What type of drug accounts for the majority of drug-related Emergency Room visits?
Sometimes "the word gets out" about prescription drugs that are more dangerous than first thought. Valium is a good example. In the mid-1970s, it was an extremely common prescription, encouraged by large-scale advertising in medical journals that made it sound completely safe. After the consequences of Valium addiction became widely known, the number of prescriptions declined greatly. By the end of the century, benzodiazepine abuse was comparatively rare.
Oxycontin, a highly concentrated form of opiate painkiller, became a drug problem in the early years of the 2000s.
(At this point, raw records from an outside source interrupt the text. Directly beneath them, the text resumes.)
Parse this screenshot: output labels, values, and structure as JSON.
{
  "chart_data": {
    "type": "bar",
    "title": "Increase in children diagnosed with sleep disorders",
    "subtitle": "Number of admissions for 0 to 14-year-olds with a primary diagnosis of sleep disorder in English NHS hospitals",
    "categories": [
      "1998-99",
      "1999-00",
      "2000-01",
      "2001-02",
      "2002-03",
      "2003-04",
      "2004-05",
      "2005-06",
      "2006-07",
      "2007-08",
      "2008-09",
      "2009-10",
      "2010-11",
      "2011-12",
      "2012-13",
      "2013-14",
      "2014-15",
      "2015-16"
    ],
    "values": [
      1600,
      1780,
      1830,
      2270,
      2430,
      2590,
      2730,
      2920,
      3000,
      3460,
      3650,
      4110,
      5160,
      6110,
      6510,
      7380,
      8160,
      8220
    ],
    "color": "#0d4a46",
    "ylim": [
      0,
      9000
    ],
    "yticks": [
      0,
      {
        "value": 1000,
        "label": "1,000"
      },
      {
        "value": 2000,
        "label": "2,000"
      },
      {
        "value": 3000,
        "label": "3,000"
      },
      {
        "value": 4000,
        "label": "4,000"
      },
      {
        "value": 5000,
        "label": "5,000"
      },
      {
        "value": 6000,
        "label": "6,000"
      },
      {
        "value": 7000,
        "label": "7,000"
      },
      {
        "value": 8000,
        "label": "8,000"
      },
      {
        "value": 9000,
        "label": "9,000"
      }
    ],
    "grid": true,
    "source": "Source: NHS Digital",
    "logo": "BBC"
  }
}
Many people became addicted to the drug after having it prescribed to them following surgery or painful injuries. Break-ins at pharmacies increased, as robbers began targeting the drug. Originally, the makers of Oxycontin advertised it as less addictive than other forms of opiates; in fact, this was a major selling point to physicians, who were looking for safe alternatives to addictive painkillers like morphine. As it turned out, oxycontin was every bit as addictive as its chemical relative morphine, perhaps more so, and the makers of the drug had to pay a multi-million dollar judgment for false advertising in 2007.